How can women filmmakers support each other creatively?

I think we are doing that now. Ava [DuVernay] is doing that very much. She’s full force with social media. She has her distribution company Array and the podcast [The Call-In]. When I did my Indiegogo campaign, she supported me. Dee Rees supported me. Filmmakers, we reach out to one another. I’ve always been very close to Euzhan Palcy, [Leslie] Harris. And, of course, Kathleen Collins was a tremendous influence. She welcomed me with open arms back in the day. We continue to do that. But we also need financing. You can have the best intentions, people, and all the digital cameras in your pocket, but if you do not have the financing to make these larger projects a reality, you’re still tap dancing. You’re still trying to make it all come together.

‘Daughters of the Dust’

You’re co-hosting the African-American indie slate that will air as part of TCM’s Trailblazing Women series. Your film Daughters of the Dust is part of that. Tell me about some of the other films in the program.

We start off with Losing Ground by Kathleen Collins. She wrote, produced, and directed it in the early ‘80s. It’s a film that never got a major release, but it should have. It’s an amazing film, with a complicated story and complex characters. The dialogue is zippy and smart. It’s an exciting piece of work. If she was alive today, you’d know the types of films she’d still be doing. It was a tragic loss.

There’s Just Another Girl on the I.R.T. by Leslie Harris. And, of course, Ava DuVernay’s film Middle of Nowhere, which won Best Director at the Sundance film festival. I’m honored to be thrown in with that group of women. Each of our films are so different. The general public thinks that the black community is a monolith, and we’re all going to do the same films — a protest film or an urban film. But we’re so very different, and we have so much to say. Much of what you’re going to be seeing are voices that have gone unseen and unheard.

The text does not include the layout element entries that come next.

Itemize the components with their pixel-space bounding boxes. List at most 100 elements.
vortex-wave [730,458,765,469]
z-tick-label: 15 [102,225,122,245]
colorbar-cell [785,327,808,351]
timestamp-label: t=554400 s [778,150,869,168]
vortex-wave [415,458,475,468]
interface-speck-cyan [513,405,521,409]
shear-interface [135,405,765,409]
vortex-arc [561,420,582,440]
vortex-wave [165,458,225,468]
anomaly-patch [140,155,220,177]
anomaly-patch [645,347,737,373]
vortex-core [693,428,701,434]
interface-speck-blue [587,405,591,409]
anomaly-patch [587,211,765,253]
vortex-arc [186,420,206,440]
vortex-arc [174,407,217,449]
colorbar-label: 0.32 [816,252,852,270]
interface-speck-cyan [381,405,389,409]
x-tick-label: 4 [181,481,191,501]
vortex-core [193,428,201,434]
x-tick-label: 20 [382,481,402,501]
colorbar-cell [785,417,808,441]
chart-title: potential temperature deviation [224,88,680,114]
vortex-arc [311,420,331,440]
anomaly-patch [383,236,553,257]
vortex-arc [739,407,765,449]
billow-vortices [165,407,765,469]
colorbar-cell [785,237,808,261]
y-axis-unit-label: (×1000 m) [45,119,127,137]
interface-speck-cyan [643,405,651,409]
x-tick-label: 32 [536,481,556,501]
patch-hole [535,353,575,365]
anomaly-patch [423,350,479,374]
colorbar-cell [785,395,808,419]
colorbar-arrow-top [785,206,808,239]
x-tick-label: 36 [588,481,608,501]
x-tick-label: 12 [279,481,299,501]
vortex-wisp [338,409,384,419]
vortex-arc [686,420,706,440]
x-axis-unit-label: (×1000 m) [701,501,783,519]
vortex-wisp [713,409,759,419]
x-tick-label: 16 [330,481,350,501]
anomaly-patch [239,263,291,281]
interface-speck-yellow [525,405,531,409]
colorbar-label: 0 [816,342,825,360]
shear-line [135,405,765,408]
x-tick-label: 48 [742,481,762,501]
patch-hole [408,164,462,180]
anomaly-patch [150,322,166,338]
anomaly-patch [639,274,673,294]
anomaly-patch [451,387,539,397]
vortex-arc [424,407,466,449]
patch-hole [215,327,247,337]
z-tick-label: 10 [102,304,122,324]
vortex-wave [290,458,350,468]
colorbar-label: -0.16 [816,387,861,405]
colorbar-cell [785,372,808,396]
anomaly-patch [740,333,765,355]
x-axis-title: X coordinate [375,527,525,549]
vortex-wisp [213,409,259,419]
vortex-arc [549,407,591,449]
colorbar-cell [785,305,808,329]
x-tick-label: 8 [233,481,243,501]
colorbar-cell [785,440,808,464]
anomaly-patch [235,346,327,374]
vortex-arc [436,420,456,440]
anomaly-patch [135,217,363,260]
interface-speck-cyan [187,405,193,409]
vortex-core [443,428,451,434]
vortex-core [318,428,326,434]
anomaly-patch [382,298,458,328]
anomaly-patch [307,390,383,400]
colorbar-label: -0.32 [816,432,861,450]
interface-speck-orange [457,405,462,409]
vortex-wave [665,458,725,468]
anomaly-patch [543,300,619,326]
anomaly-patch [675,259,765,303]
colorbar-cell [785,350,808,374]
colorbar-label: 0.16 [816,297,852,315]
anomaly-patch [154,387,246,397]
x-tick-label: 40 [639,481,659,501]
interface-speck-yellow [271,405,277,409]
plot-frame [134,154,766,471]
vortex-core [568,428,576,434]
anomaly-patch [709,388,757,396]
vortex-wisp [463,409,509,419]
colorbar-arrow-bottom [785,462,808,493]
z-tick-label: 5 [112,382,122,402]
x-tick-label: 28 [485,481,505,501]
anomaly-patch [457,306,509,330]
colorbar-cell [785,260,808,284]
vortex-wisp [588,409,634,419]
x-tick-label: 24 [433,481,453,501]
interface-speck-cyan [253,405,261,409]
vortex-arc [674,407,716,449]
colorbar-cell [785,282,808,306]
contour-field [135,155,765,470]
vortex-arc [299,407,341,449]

I’ve heard you say before about Daughters of the Dust that audiences and critics were so used to seeing stories about slaves, that when your film came out, many people didn’t know how to view the movie. They questioned the dress of your characters?

That was, I think, a Variety review. The film takes place at the turn of the 20th century. It just shows you how people snap back to [envisioning black] characters picking cotton or in an urban situation holding a gun. They didn’t quite know how to place these people. “Who are these people anyway?” Black people know who the Gullahs and Geechees were, but these people didn’t. “How could you do a film about this, and we don’t know about it?” There were so many different things thrown at me, including people saying, “Well, why didn’t you do a documentary about it first?” Another weird thing was, “Why do you want to do a film, an all-black film, why don’t you do a more diverse film?” It was like… what? I thought I was being diverse by showing a community of people who had not been on the screen before.

I’m hearing a whole lot of controversy about Black Lives Matter. People are saying, “Well, all lives matter.” And it’s just like, here we go again. Twenty-five years ago it was the same thing. People are being extremely insensitive when someone says, “I have not shared the same spotlight. You have not heard my voice. Hashtag, hear my voice now,” and then all of a sudden people are condemning them for saying it. It’s the same thing.

‘Daughters of the Dust’

What is it like to see the public’s opinion of Daughters of the Dust change over time — to see it go from something people don’t really get to a film people are now recognizing as a major chapter in independent cinema?

I think having gone to film school, we are aware of historical situations. It’s not the first time. That’s why it’s important to do the film that you want to do — and then let people come to it. They may not get it now, but they will get it by and by. I’m not saying pop films aren’t fun, but every film is not a pop film. Every film isn’t taken from the headlines. Some films are made because they need to be made. They’re works of passion. That’s what Daughters of the Dust was. When people say, “Oh my god, I saw a film called Love Song that you made, and it’s so different from Daughters of the Dust,” and I’m like, “Yeah, why not?” [laughs] Stop trying to put me in this little box where I’ll being doing films about the Gullahs and Geechees from now on — even though I am doing a documentary right now called Travel Notes of a Geechee Girl. It’s based upon a bestselling cookbook/memoir by Vertamae Smart-Grosvenor. It was published in 1970.

I’m still optimistic. I’m very, very happy that TCM boldly stepped forward by curating this Trailblazing Women program, when other stations and networks have shied away from it. It’s pretty bold. I appreciate that. I think we all do. I think it will make a big difference in the lives of a lot of young women who are emerging filmmakers or just interested in seeing what else is out there. It expands the conversation.